Wednesday, March 02, 2016

Loïc Dauvillier und Glen Chapron - Das Attentat

Das Attentat von Loïc Dauvillier und illustriert von Glen Chapron ist eine Adaption des gleichnamigen Romans von Yasmina Khadra. Hinter diesem Pseudonym verbirgt sich der algerische Autor Mohammed Moulessehoul, der diesen weiblichen Namen wählte, um in seinem Land nicht unter die Zensur zu fallen. Seine Bücher wurden mehrfach ausgezeichnet. Er bemüht sich um gegenseitiges Verständnis in den religiösen und politischen Konflikten zwischen der westlichen und der arabischen Welt.

Der Inhalt von Das Attentat ist schnell erzählt: Der Protagonist Amin Jaafari lebt in Tel Aviv und arbeitet als Chirurg. Nachdem er eine Nacht lang die Opfer eines Selbstmordattentat operiert hat, kommt er nach Hause und erhält kurz darauf die Nachricht, dass seine Frau nicht nur bei dem Attentat ums Leben gekommen, sondern dass sie die Attentäterin sei! Er kann dies nicht begreifen, da er keine Anzeichen ihres Fanatismus bemerkt hat. Er begibt sich auf die Suche nach ihren Gründen und ihren Kontaktpersonen, um mehr zu erfahren. Dabei dringt er immer tiefer in die komplexen, gewaltbereiten Strukturen des palästinensichen Widerstands ein, begegnet aber auch dem ebenso rücksichtslosen Verhalten des israelischen Militärs. Er ist nicht bereit aufzugeben und sich abzufinden, ist aber gleichzeitig dem Geschehen um ihn herum zunehmend ausgeliefert, weil er keinen Einfluss darauf nehmen kann. 
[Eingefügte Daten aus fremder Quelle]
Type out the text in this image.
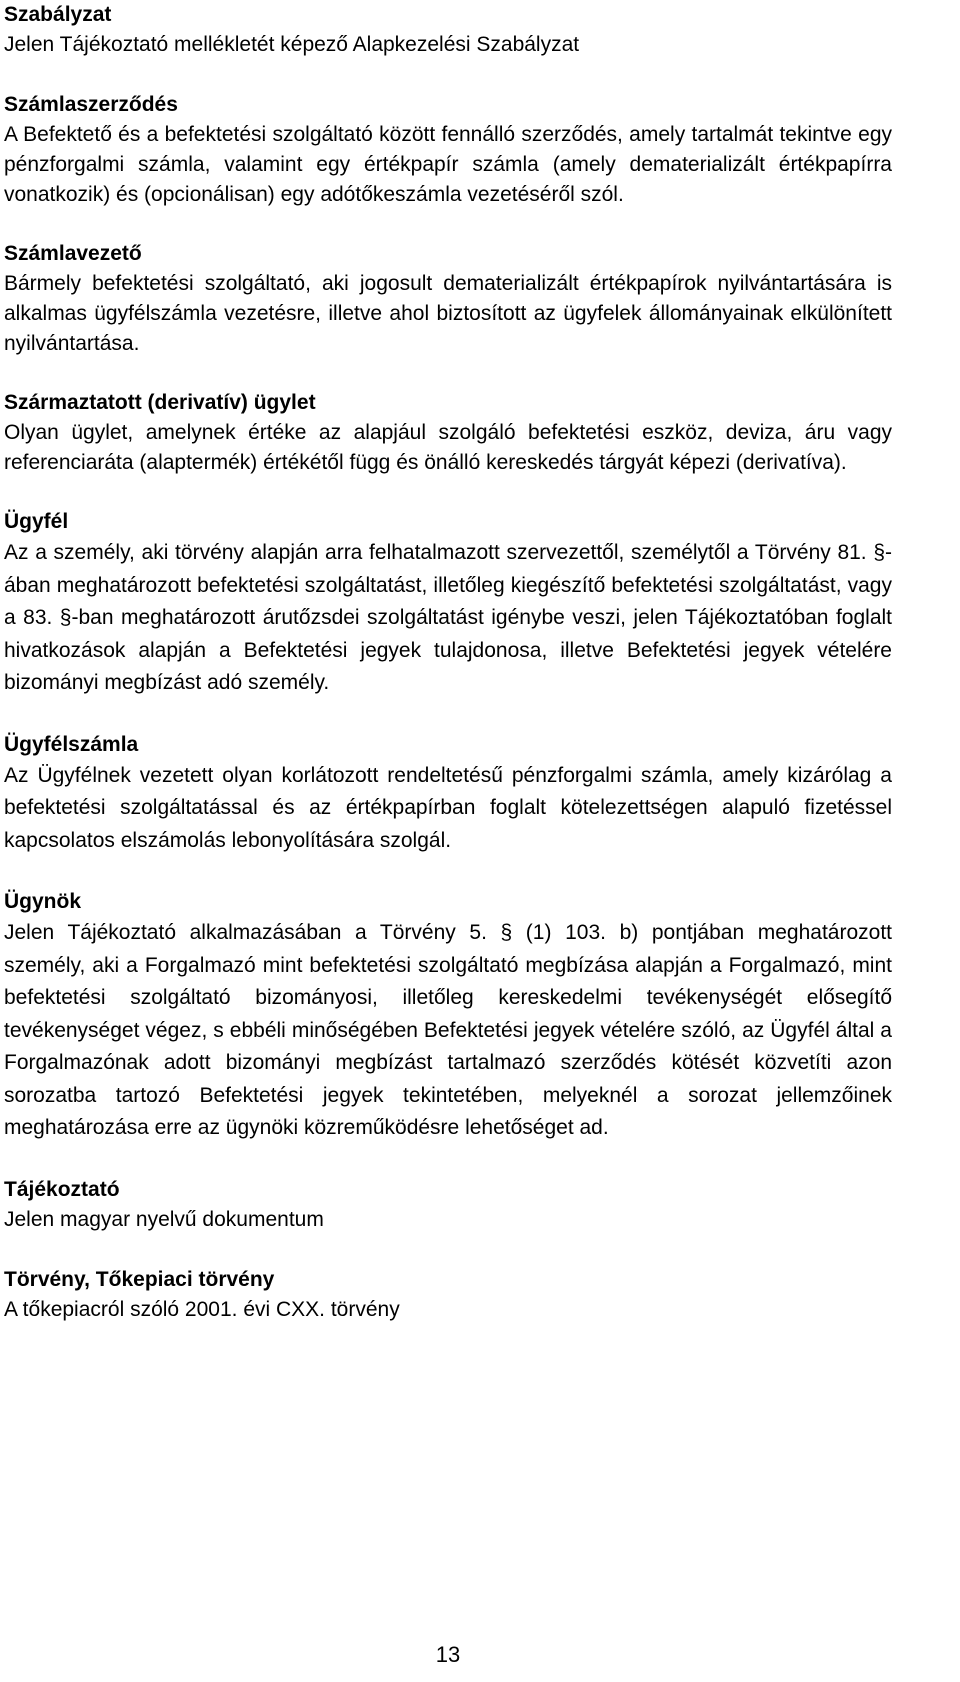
Szabályzat

Jelen Tájékoztató mellékletét képező Alapkezelési Szabályzat

Számlaszerződés

A Befektető és a befektetési szolgáltató között fennálló szerződés, amely tartalmát tekintve egy pénzforgalmi számla, valamint egy értékpapír számla (amely dematerializált értékpapírra vonatkozik) és (opcionálisan) egy adótőkeszámla vezetéséről szól.

Számlavezető

Bármely befektetési szolgáltató, aki jogosult dematerializált értékpapírok nyilvántartására is alkalmas ügyfélszámla vezetésre, illetve ahol biztosított az ügyfelek állományainak elkülönített nyilvántartása.

Származtatott (derivatív) ügylet

Olyan ügylet, amelynek értéke az alapjául szolgáló befektetési eszköz, deviza, áru vagy referenciaráta (alaptermék) értékétől függ és önálló kereskedés tárgyát képezi (derivatíva).

Ügyfél

Az a személy, aki törvény alapján arra felhatalmazott szervezettől, személytől a Törvény 81. §-ában meghatározott befektetési szolgáltatást, illetőleg kiegészítő befektetési szolgáltatást, vagy a 83. §-ban meghatározott árutőzsdei szolgáltatást igénybe veszi, jelen Tájékoztatóban foglalt hivatkozások alapján a Befektetési jegyek tulajdonosa, illetve Befektetési jegyek vételére bizományi megbízást adó személy.

Ügyfélszámla

Az Ügyfélnek vezetett olyan korlátozott rendeltetésű pénzforgalmi számla, amely kizárólag a befektetési szolgáltatással és az értékpapírban foglalt kötelezettségen alapuló fizetéssel kapcsolatos elszámolás lebonyolítására szolgál.

Ügynök

Jelen Tájékoztató alkalmazásában a Törvény 5. § (1) 103. b) pontjában meghatározott személy, aki a Forgalmazó mint befektetési szolgáltató megbízása alapján a Forgalmazó, mint befektetési szolgáltató bizományosi, illetőleg kereskedelmi tevékenységét elősegítő tevékenységet végez, s ebbéli minőségében Befektetési jegyek vételére szóló, az Ügyfél által a Forgalmazónak adott bizományi megbízást tartalmazó szerződés kötését közvetíti azon sorozatba tartozó Befektetési jegyek tekintetében, melyeknél a sorozat jellemzőinek meghatározása erre az ügynöki közreműködésre lehetőséget ad.

Tájékoztató

Jelen magyar nyelvű dokumentum

Törvény, Tőkepiaci törvény

A tőkepiacról szóló 2001. évi CXX. törvény

13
Der Roman von Khadra wird in der Graphic Novel auf 153 Bildseiten erzählt. Viele Dialoge scheinen direkt übernommen zu sein, die unterschiedlichen Settings in Tel Aviv, Bethlehem und den Dörfern ringsum werden zeichnerisch detailreich und atmosphärisch sehr gut umgesetzt. Manches kommt einem schrecklich bekannt vor von Nachrichtenbildern im Fernsehen. 
Die Situationen, in denen sich der Protagonist wiederfindet sind bedrohlich, erschreckend und spiegeln die Gewalt so deutlich wieder, dass ich zwischendurch das Buch weggelegt habe. Es ist eine emotional angreifende Geschichte, die verdeutlicht, wie vielschichtig, wie emotional und wie verwirrend der Konflikt in der Region ist. Besonders gefallen hat mir, dass viele verschiedene Perspektiven aufgezeigt werden, die Fehler auf beiden Seiten, aber auch ansatzweise die Beweggründe und Zusammenhänge. Durch die Neutralität des Protagonisten, der wie der Leser unfreiwillig in diese Spirale von Ereignissen gerät, ist man nicht gezwungen, Position zu beziehen, sondern erfährt mehr über die innere Dynamik des Konflikts. Empfehlenswert.

Loïc Dauvillier and Glen Chapron, Das Attentat. Carlsen, Hamburg 2013.